Le jugement doit donc être infirmé sur ce point.
Sur les autres demandes
Le présent arrêt doit être déclaré opposable au CGEA-AGS, dans les limites de la garantie légale et des plafonds applicables selon les dispositions des articles L.3253-6 & 8 du code du travail , et D.3253-5 & suivants du même code.
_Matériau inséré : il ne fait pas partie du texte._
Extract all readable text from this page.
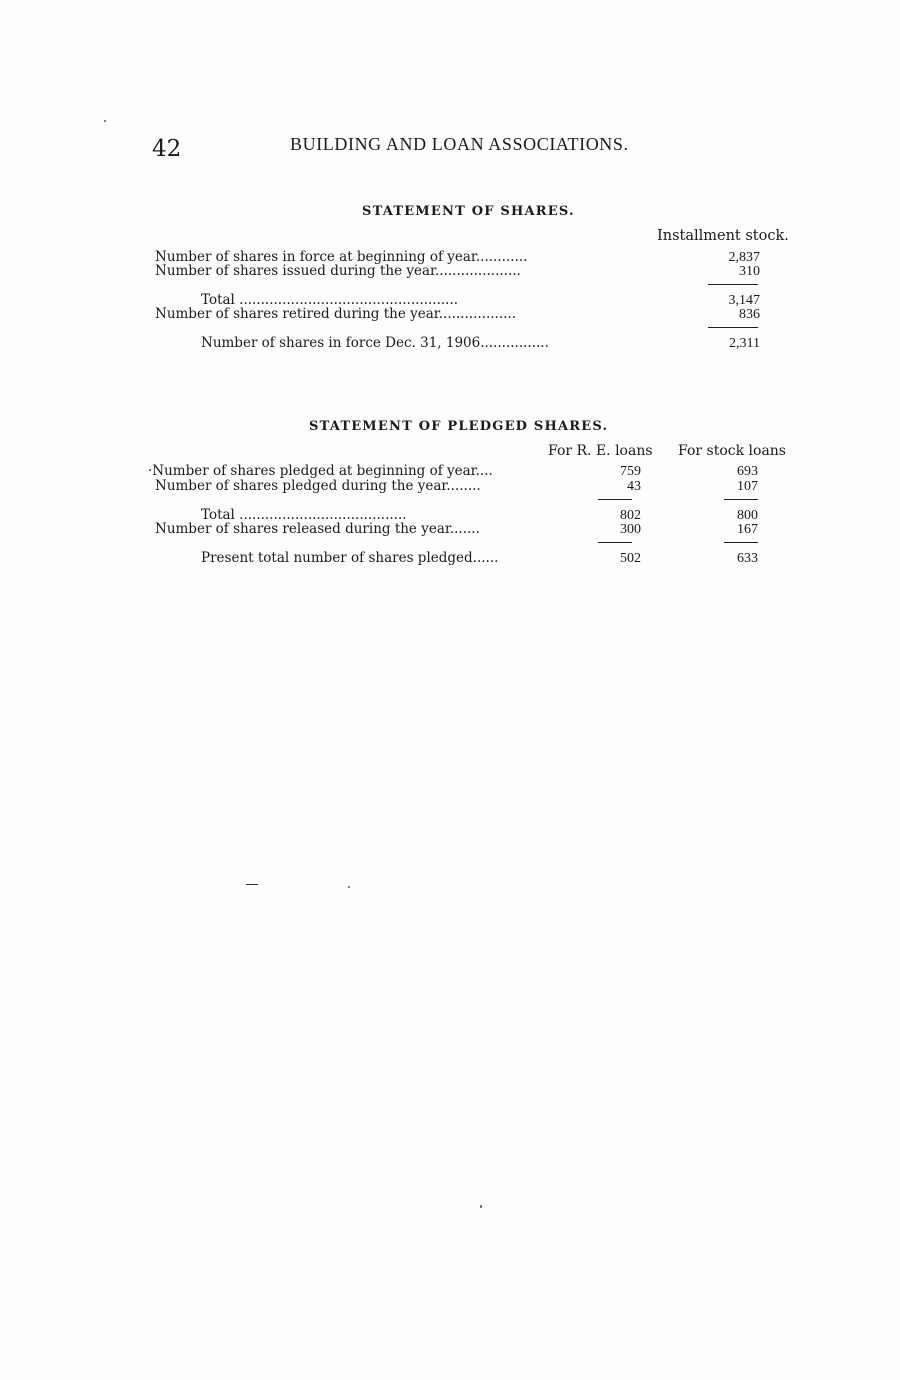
42	BUILDING AND LOAN ASSOCIATIONS.
STATEMENT OF SHARES.
Installment stock.
Number of shares in force at beginning of year............	2,837
Number of shares issued during the year....................	310
Total ...................................................	3,147
Number of shares retired during the year..................	836
Number of shares in force Dec. 31, 1906................	2,311
STATEMENT OF PLEDGED SHARES.
For R. E. loans For stock loans
·Number of shares pledged at beginning of year....	759	693
Number of shares pledged during the year........	43	107
Total .......................................	802	800
Number of shares released during the year.......	300	167
Present total number of shares pledged......	502	633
Sans qu'il soit besoin d'une astreinte, il convient d'ordonner au liquidateur judiciaire, tenu aux mêmes obligations que l'employeur, de remettre à Mme [O] les bulletins de salaire des mois de février et mars 2017 et les documents de fin de contrat.
PAR CES MOTIFS
La Cour,
Statuant par arrêt contradictoire, par mise à disposition au greffe, les parties en ayant été préalablement avisées dans les conditions prévues à l'article 450 du code de procédure civile, en matière prud'homale,
Confirme, dans ses dispositions soumises à la cour, le jugement déféré SAUF en ce qu'il a rejeté les demandes relatives à l'exécution fautive du contrat de travail, à l'indemnité compensatrice de préavis et à la remise des bulletins de salaire et documents sociaux,
Statuant à nouveau des chefs infirmés et Y ajoutant,
Fixe la créance de Mme [B] [S] [O] au passif de la société TL Transport, représentée par son liquidateur judiciaire Me [G] [M], aux sommes suivantes :
-1 500 euros à titre de dommages et intérêts pour exécution fautive du contrat de travail
- 1 487,88 euros à titre d'indemnité compensatrice de préavis
- 148,79 euros au titre des congés payés afférents
Déclare l'UNEDIC délégation AGS CGEA Ile de France Est tenue à garantie pour ces sommes dans les termes des articles L.3253-8 et suivants du code du travail, en l'absence de fonds disponibles,
Ordonne à Me [G] [M] ès qualités, de remettre à Mme [O] les bulletins de salaire des mois de février et mars 2017 ainsi que les documents sociaux de fin de contrat, conformes aux dispositions du jugement confirmé et au présent arrêt,
Dit n'y avoir lieu à astreinte,
Laisse les dépens d'appel à la charge de la société liquidée.